By far the most talked about story this week was a plan to put a 7-Eleven convenience store in a vacant building on the southwest corner of San Pablo and University Avenues. Local residents met with one of the chain’s representatives on Tuesday to gather more details and express concern that a store open 24 hours a day would adversely affect a “fragile” neighborhood. Prostitution and crime have long been a factor in that part of town, but the arrival of new businesses like Local 123 café and Gaumenkitzel has changed the dynamic, residents said.

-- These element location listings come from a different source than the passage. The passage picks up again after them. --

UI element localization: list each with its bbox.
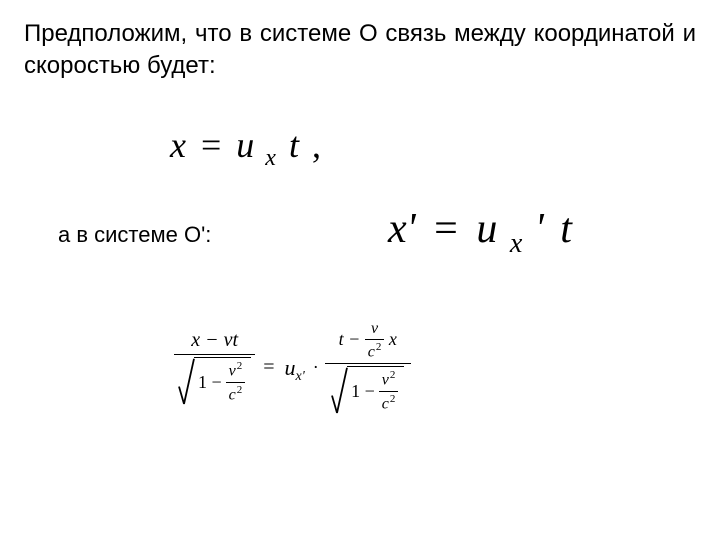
inner-frac-left: v2 c2 (226, 360, 246, 404)
eq3-c2: c (368, 343, 375, 360)
radical-icon (331, 366, 349, 415)
eq3-c-r: c (382, 395, 389, 412)
eq2-u: u (476, 206, 497, 252)
eq2-xprime: x' (388, 206, 416, 252)
eq3-x: x (389, 329, 397, 349)
radicand-left: 1 − v2 c2 (194, 357, 251, 406)
eq3-equals: = (259, 356, 278, 379)
eq3-right-numer: t − v c2 x (325, 320, 411, 364)
eq3-one-r: 1 (351, 381, 360, 401)
eq3-c-l: c (229, 386, 236, 403)
eq3-sq-lb: 2 (236, 384, 243, 396)
eq3-left-denom: 1 − v2 c2 (174, 355, 255, 406)
intro-text: Предположим, что в системе О связь между… (24, 18, 696, 83)
eq3-minus-r2: − (365, 381, 375, 401)
eq2-equals: = (426, 206, 466, 252)
eq3-v2: v (365, 320, 385, 340)
eq3-right-denom: 1 − v2 c2 (325, 364, 411, 415)
eq1-t: t (285, 125, 299, 165)
sqrt-left: 1 − v2 c2 (178, 357, 251, 406)
equation-1: x = u x t , (170, 124, 321, 166)
eq3-u: u (285, 355, 296, 380)
eq3-left-numer: x − vt (174, 329, 255, 355)
eq2-prime: ' (535, 206, 544, 252)
radical-icon (178, 357, 196, 406)
slide-page: Предположим, что в системе О связь между… (0, 0, 720, 540)
eq3-sq-lt: 2 (236, 360, 243, 372)
eq3-t: t (339, 329, 344, 349)
eq1-u: u (236, 125, 254, 165)
eq3-left-fraction: x − vt 1 − v2 c2 (174, 329, 255, 406)
equation-3: x − vt 1 − v2 c2 = ux' (174, 320, 411, 415)
radicand-right: 1 − v2 c2 (347, 366, 404, 415)
equation-2: x' = u x ' t (388, 205, 572, 253)
eq1-sub-x: x (265, 145, 276, 171)
inner-frac-right: v2 c2 (379, 369, 399, 413)
inner-frac-top-right: v c2 (365, 320, 385, 361)
eq1-equals: = (195, 125, 227, 165)
eq3-u-term: ux' (283, 355, 307, 381)
eq3-sq-rt: 2 (375, 341, 382, 353)
eq3-sq-rbb: 2 (389, 393, 396, 405)
eq3-minus: − (212, 372, 222, 392)
eq3-prime: ' (302, 369, 305, 384)
eq3-v-r: v (382, 372, 389, 389)
eq3-minus-r: − (348, 329, 360, 349)
sqrt-right: 1 − v2 c2 (331, 366, 404, 415)
line2-text: а в системе O': (58, 222, 211, 248)
eq3-v-l: v (229, 363, 236, 380)
eq3-right-fraction: t − v c2 x 1 − v2 c2 (325, 320, 411, 415)
eq2-sub-x: x (510, 228, 522, 259)
eq3-sq-rbt: 2 (389, 369, 396, 381)
eq3-one: 1 (198, 372, 207, 392)
eq1-x: x (170, 125, 186, 165)
eq3-dot: · (311, 357, 321, 378)
eq2-t: t (554, 206, 572, 252)
eq3-subx: x (296, 369, 302, 384)
eq1-comma: , (312, 125, 321, 165)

The role of Berkeley’s local leaders, elected and otherwise, also prompted discussion. Judith Iglehart, who served as Mayor Tom Bates’ chief of staff for just one year, has left her post to start a company, prompting many comments about the role of the Mayor’s office in attracting new businesses to Berkeley. Assemblywoman Nancy Skinner introduced a bill to regulate the sale of ammunition, saying it is easier to buy bullets than cold medicine, alcohol, or tobacco.
Crime, as always, is a major concern to Berkeley residents. Readers are still confounded by the murder of Berkeley resident Jessica Kingeter, allegedly by Berkeley High graduate Jamaal Prince, a five time felon. Readers were cheered that police have arrested a man who might be connected to a spate of home burglaries in north Berkeley in December. BART police arrested a Richmond man who may have stolen numerous bikes from Berkeley.